After 23 years of doing this training there have been so many students discover this and some of them arrive here as totally dedicated ’aimed fire only’ thinkers, and many have taken courses very large and celebrated ‘aimed fire only’ training schools too where “point shooting‘ is considered ‘strictly taboo‘, and “blasphemy’ and useless and even ‘dangerous‘.

But there has yet to be even one exception in those two decades plus of any attendant here that that was able to use aimed fire, or the sights at all in the main, low light adrenal stress driven gun scenarios.

So it is not just my academic study of human physiology that tells me that you need to develop confidence in your ‘point shooting skills’. The fact is that ‘point shooting’ is likely all you will ever have in a crisis.

Most real shooting happen at every closer range too as in 5 feet or so. But after we run them through the point shooting drill sequences everyone can draw and fire in low light and not use the sights or pause even an instant to do so and still hit center of mass on a moving attacker with the handgun out to 25 feet or so. And I mean everyone.

This is partly through using the ‘tunnel vision’ affect that the adrenal rush of the scenario elicits too.


Now does aimed fire have a place? Yes, of course it does and that place is precisely when you are able to use it too. And that is when you are not under the direct threat of death yourself but you must kill someone who is threatening to or actually killing others.

Now since you have an obligation to not hit bystanders so you have an obligation to aim your shoots too. We do ‘hostage’ and ‘mad gunman in a public place’ scenarios too.

In the hostage scenario, such as the home invader has a knife or gun to your wife’s throat demanding you drop you weapon, people can often aim their shots since they are not under the threat. We work through an ‘opening negotiation’ moment and ‘plea’ to engage the higher brain centers of the hostage takers and simultaneously we move to shoot him in the head with aimed fire.

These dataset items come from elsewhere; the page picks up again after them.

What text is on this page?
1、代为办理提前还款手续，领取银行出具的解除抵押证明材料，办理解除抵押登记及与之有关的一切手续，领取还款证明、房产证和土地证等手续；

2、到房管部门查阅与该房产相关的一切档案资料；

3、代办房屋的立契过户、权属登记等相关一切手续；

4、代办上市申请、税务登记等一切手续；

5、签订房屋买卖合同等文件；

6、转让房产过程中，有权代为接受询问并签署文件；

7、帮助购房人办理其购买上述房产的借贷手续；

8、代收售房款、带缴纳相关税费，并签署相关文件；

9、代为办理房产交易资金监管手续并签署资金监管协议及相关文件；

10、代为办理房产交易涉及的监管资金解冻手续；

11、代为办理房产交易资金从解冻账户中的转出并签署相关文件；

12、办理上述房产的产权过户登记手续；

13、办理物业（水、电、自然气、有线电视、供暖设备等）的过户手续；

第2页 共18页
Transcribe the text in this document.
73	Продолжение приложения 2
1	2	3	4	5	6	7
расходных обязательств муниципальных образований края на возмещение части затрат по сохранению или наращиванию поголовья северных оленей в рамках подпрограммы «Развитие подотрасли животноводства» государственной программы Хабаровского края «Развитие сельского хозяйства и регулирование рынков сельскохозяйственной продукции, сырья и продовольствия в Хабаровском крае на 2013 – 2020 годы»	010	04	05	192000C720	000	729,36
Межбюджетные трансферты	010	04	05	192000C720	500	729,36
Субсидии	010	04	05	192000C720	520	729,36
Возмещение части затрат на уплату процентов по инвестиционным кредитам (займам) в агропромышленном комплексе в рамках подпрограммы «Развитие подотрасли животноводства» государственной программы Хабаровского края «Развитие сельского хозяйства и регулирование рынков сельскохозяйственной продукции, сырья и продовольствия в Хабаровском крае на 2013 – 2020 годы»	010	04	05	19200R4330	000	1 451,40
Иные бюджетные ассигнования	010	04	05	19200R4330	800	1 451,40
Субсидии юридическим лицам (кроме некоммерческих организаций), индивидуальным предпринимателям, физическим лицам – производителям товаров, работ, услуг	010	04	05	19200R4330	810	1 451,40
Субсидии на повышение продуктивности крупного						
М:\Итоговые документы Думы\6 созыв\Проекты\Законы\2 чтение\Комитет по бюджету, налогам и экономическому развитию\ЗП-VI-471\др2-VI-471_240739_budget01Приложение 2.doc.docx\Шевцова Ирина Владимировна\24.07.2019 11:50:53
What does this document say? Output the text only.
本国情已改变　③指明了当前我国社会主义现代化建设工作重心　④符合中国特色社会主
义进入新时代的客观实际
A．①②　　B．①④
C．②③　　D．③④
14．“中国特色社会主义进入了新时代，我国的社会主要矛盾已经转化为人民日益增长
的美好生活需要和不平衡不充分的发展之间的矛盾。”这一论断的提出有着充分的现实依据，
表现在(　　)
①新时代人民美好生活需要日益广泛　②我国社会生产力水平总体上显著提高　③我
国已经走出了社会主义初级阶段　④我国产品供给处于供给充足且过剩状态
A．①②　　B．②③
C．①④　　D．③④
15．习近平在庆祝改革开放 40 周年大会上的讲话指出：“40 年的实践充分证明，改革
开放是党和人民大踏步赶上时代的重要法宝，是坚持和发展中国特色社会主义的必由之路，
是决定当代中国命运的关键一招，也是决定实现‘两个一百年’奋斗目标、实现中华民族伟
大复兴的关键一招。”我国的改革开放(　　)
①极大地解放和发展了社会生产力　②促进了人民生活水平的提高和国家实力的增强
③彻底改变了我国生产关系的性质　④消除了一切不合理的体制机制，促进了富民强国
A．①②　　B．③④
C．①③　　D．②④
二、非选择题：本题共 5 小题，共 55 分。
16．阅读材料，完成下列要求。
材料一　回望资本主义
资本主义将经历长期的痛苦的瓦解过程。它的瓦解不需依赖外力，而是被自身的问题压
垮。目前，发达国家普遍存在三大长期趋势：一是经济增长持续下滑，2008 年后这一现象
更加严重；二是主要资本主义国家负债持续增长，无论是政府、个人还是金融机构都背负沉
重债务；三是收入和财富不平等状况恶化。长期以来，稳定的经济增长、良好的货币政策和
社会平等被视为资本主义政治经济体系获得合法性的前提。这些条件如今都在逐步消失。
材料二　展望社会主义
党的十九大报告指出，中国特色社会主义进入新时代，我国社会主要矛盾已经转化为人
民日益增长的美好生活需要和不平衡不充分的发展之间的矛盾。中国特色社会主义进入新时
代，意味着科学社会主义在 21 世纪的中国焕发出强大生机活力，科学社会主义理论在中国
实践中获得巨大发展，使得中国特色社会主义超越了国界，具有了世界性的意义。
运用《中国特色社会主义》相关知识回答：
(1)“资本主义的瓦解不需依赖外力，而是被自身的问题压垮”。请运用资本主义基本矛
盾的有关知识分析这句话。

When the ‘Madman Gunman’ suddenly appears shooting all the students at random who maybe sitting in chairs for example, then the video shows pretty much that if the ‘madman’ is not shooting directly at the student who draws and kills him, then aimed fire is used or partially used. But if the ‘Mad Gunman’ is shooting at the student too or about to shoot him then ‘point shooting’ is all we see from the student.